Mr. Nduati for the Plaintiff/applicant opposed the Preliminary Objection on behalf of the Plaintiff/applicant.  Mr. Nduati submits that once the party admits that it has no capacity to sue or be sued, then it has no capacity to appear in court.  He submits that Mater Hospital is not supposed to be in court.  It has no capacity even to be represented by an advocate, thus he prays for the striking out of the Preliminary Objection.

The omission to extract Orders as stated above is explained by Mr. Nduti to have been occasioned by the scarcity of time as the duration was very short to do the same.  The Orders were obtained on 5. 4.2016 and the matter came to court on 8. 3.2016 when Orders were extended by consent.  The issue of non-service of Orders was not raised until 23. 3.2016.

The Order was later extracted and served. However the matter is spent.  The court had granted status quo. The current state of affairs ought to be sustained for substantial justice to be done to the parties.  The court ought not set aside the orders.  Applicant seeks substantial justice.

In a quick rejoinder from Mr. Chiuri Ngugi, he did submit that the 1st Defendant came to court because it was sued.  It had a right to appear in court to complain of its incapacity to be sued.   As we stand now there is no order in force.  Order 40 Rule CPR states that;

“…where the court grants an exparte injunction the applicant shall within 3 days from the date of issue of the order serve the order, the application and the pleadings on the party sought to be restrained.  In default of service of any of the documents specified under this rule, the injunction shall automatically lapse”.

The failure or omission of service for a period beyond 3 days as stipulated above is admitted.  The consequences are stipulated by the rule that the Order lapses automatically.
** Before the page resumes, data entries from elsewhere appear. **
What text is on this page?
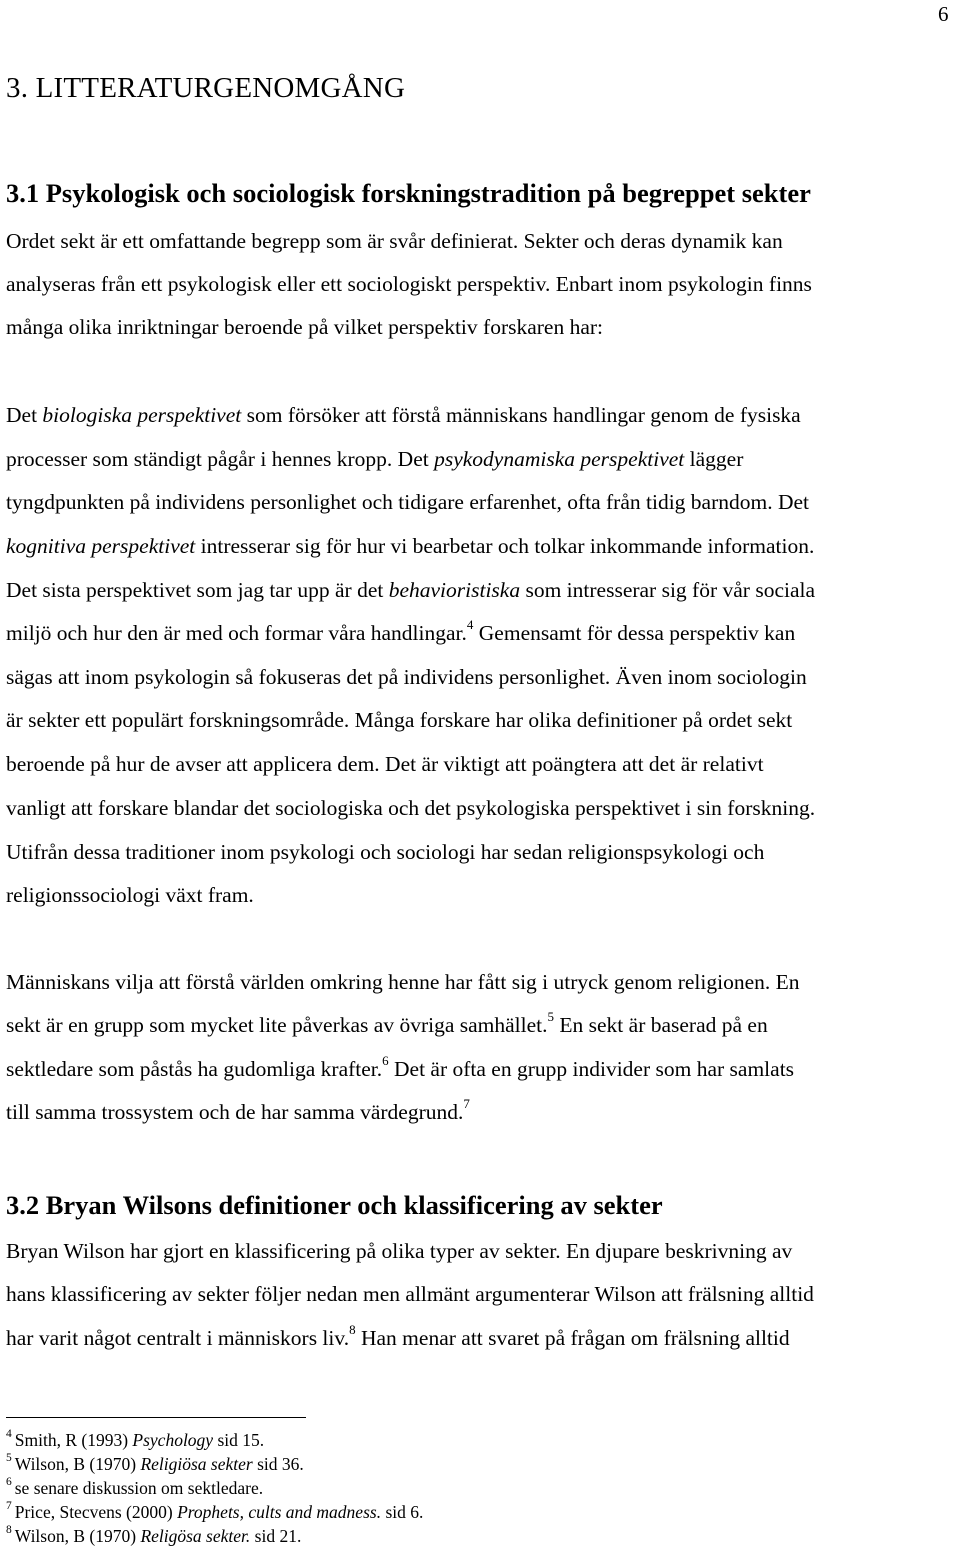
6
3. LITTERATURGENOMGÅNG
3.1 Psykologisk och sociologisk forskningstradition på begreppet sekter
Ordet sekt är ett omfattande begrepp som är svår definierat. Sekter och deras dynamik kan
analyseras från ett psykologisk eller ett sociologiskt perspektiv. Enbart inom psykologin finns
många olika inriktningar beroende på vilket perspektiv forskaren har:
Det biologiska perspektivet som försöker att förstå människans handlingar genom de fysiska
processer som ständigt pågår i hennes kropp. Det psykodynamiska perspektivet lägger
tyngdpunkten på individens personlighet och tidigare erfarenhet, ofta från tidig barndom. Det
kognitiva perspektivet intresserar sig för hur vi bearbetar och tolkar inkommande information.
Det sista perspektivet som jag tar upp är det behavioristiska som intresserar sig för vår sociala
miljö och hur den är med och formar våra handlingar.$^4$ Gemensamt för dessa perspektiv kan
sägas att inom psykologin så fokuseras det på individens personlighet. Även inom sociologin
är sekter ett populärt forskningsområde. Många forskare har olika definitioner på ordet sekt
beroende på hur de avser att applicera dem. Det är viktigt att poängtera att det är relativt
vanligt att forskare blandar det sociologiska och det psykologiska perspektivet i sin forskning.
Utifrån dessa traditioner inom psykologi och sociologi har sedan religionspsykologi och
religionssociologi växt fram.
Människans vilja att förstå världen omkring henne har fått sig i utryck genom religionen. En
sekt är en grupp som mycket lite påverkas av övriga samhället.$^5$ En sekt är baserad på en
sektledare som påstås ha gudomliga krafter.$^6$ Det är ofta en grupp individer som har samlats
till samma trossystem och de har samma värdegrund.$^7$
3.2 Bryan Wilsons definitioner och klassificering av sekter
Bryan Wilson har gjort en klassificering på olika typer av sekter. En djupare beskrivning av
hans klassificering av sekter följer nedan men allmänt argumenterar Wilson att frälsning alltid
har varit något centralt i människors liv.$^8$ Han menar att svaret på frågan om frälsning alltid
$^4$ Smith, R (1993) Psychology sid 15.
$^5$ Wilson, B (1970) Religiösa sekter sid 36.
$^6$ se senare diskussion om sektledare.
$^7$ Price, Stecvens (2000) Prophets, cults and madness. sid 6.
$^8$ Wilson, B (1970) Religösa sekter. sid 21.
The Applicant/Plaintiff never sought extension of time or reissue of the same order.  The order thus lapsed as prescribed by the rule.

The extension of 8. 3.2016 whether consented or otherwise was of no legal consequence as there was no order to be extended.  Court could only have either reissued the order or order status quo.  In absence of the aforesaid happenings, there was no order as from the 4th day of the issuance of the order due to lapse as a result of non-service as prescribed by the rule.  The acts of the Plaintiff were definitely abuse of court process.  See case cited.

On the issue of suing the original first Defendant who has since been replaced via amendment and re-amendment of the Plaint, the court is of the view that it was incumbent upon the original 1st Defendant to come and tell the court either in person or via its advocate that it has no capacity to be sued.  That it is not a juristic person.  Who else would have told court?  To say that it ought not appear in court, is not logical at ll.  The Plaintiff would had proceeded as it has happened in the past and get warrants and thereafter execute with catastrophic effect.  By the time the Applicant realizes it sued the wrong party, it will have suffered loss and damage.

The court thus declares that the suing of the 1st Defendant which has no legal capacity to be sued, was erroneous and thus proceedings against it void abinital.

There is no way a non diligence party who sued the original 1st Defendant an avoid payment of costs as an advocate had to be instructed.  The court therefore makes the following pronouncement /orders;

The Orders of 5. 4.2016 lapsed after 3 days after the Plaintiff/Applicant failed to serve the same.

The suing of the original 1st Defendant was illegal and thus null and void abinital.

Costs assessed at Kshs.20,000/= to be paid to the Mater Hospital within 14 days and in default execution to issue.

Parties to take dates for further directions.

Dated, Signed and Delivered in Court at Nairobi this 22nd day of April, 2016.